Capacity issues will worsen at South London junctions
The article in RAIL 843 on performance or capacity discussed (among other things) timetable planning problems around busy junctions.
It prompted me to write questioning the feasibility of eventually running 24 peak trains per hour through Blackfriars, using Thameslink. I have serious concerns about the station’s ability to cope, with so many Thameslink trains conflicting with so many other trains at the numerous South London junctions - particularly those along the main artery between Blackfriars and East Croydon.
My own experience of using Thameslink in 2017, almost all off-peak, is that I never had a journey uninterrupted by signal stops at one or more of Herne Hill, Tulse Hill or Streatham Junctions, or those in the Selhurst area.
This was at a time of a maximum of ‘only’ 15 or so peak trains leaving Blackfriars per hour, two-thirds of which do not use the full artery to East Croydon as they divert to the likes of Bromley and Sevenoaks, avoiding most of the junctions listed, or to Sutton leaving at Streatham Junction.

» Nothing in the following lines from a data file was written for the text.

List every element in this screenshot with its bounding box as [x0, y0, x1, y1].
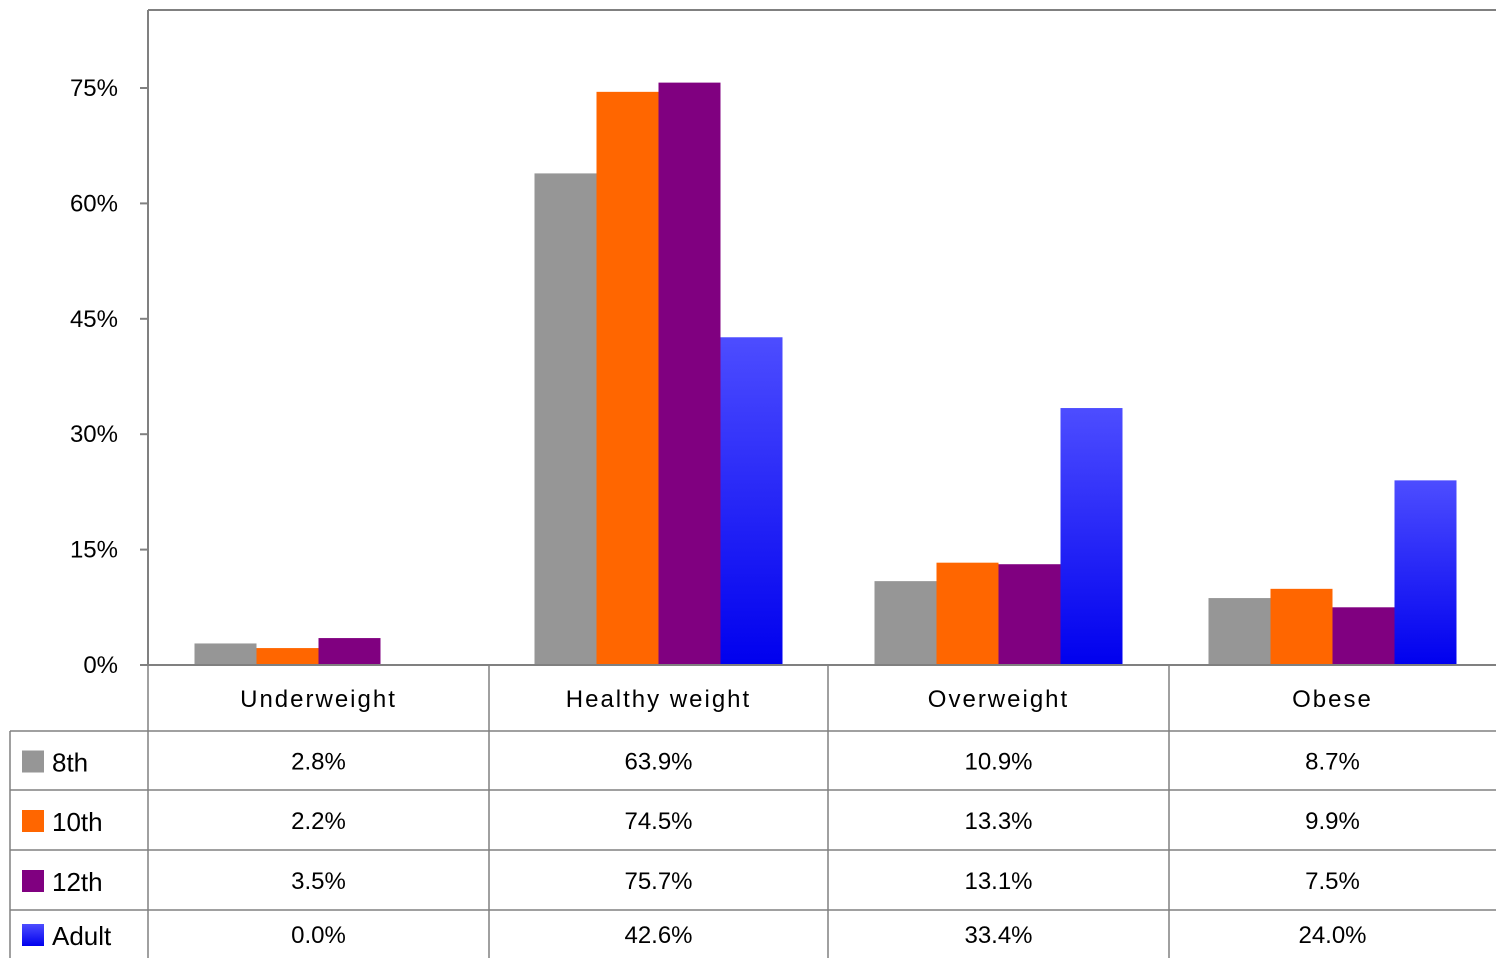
- bar-10th-healthy-weight: [596, 91, 659, 665]
- legend-swatch-10th: [22, 810, 44, 832]
- bar-10th-obese: [1270, 588, 1333, 665]
- legend-swatch-12th: [22, 870, 44, 892]
- table-cell: 13.1%: [964, 868, 1032, 895]
- table-cell: 9.9%: [1305, 808, 1360, 835]
- legend-label: 10th: [52, 807, 103, 837]
- bar-12th-overweight: [998, 564, 1061, 665]
- y-axis-ticks: 0% 15% 30% 45% 60% 75%: [70, 75, 148, 679]
- legend-label: Adult: [52, 921, 112, 951]
- bar-8th-obese: [1208, 598, 1271, 665]
- bar-adult-overweight: [1060, 408, 1123, 665]
- table-cell: 0.0%: [291, 922, 346, 949]
- table-cell: 63.9%: [624, 749, 692, 776]
- table-cell: 75.7%: [624, 868, 692, 895]
- table-cell: 33.4%: [964, 922, 1032, 949]
- table-cell: 2.8%: [291, 749, 346, 776]
- y-tick-label: 0%: [83, 652, 118, 679]
- table-cell: 74.5%: [624, 808, 692, 835]
- y-tick-label: 75%: [70, 75, 118, 102]
- bar-10th-underweight: [256, 648, 319, 665]
- bars: [194, 82, 1457, 665]
- legend-swatch-adult: [22, 924, 44, 946]
- table-cell: 2.2%: [291, 808, 346, 835]
- table-cell: 42.6%: [624, 922, 692, 949]
- axes: [147, 9, 1496, 665]
- bar-12th-obese: [1332, 607, 1395, 665]
- y-tick-label: 30%: [70, 421, 118, 448]
- bar-12th-healthy-weight: [658, 82, 721, 665]
- bar-adult-obese: [1394, 480, 1457, 665]
- bar-8th-underweight: [194, 643, 257, 665]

The Thameslink timetable judiciously allows between 27 and 31 minutes for the ten-mile crawl to East Croydon (best average speed of 22mph!), so despite often multiple hold-ups I have mostly arrived at East Croydon on time, no doubt as a result of ample recovery time being built in.
But when the number of trains increases following the introduction of Peterborough/ Cambridge to Brighton/ Sutton and other destinations, so (inevitably) will the number of conflicts at the junctions mentioned.
These pressure points seem at full capacity already, especially at the peak. It would be interesting to hear what the planners have in mind to cope with this obvious future capacity risk - maybe 40 minutes will be needed to get to East Croydon!
Do other readers share my experience of stop-start progress on this line, and do they share my concerns?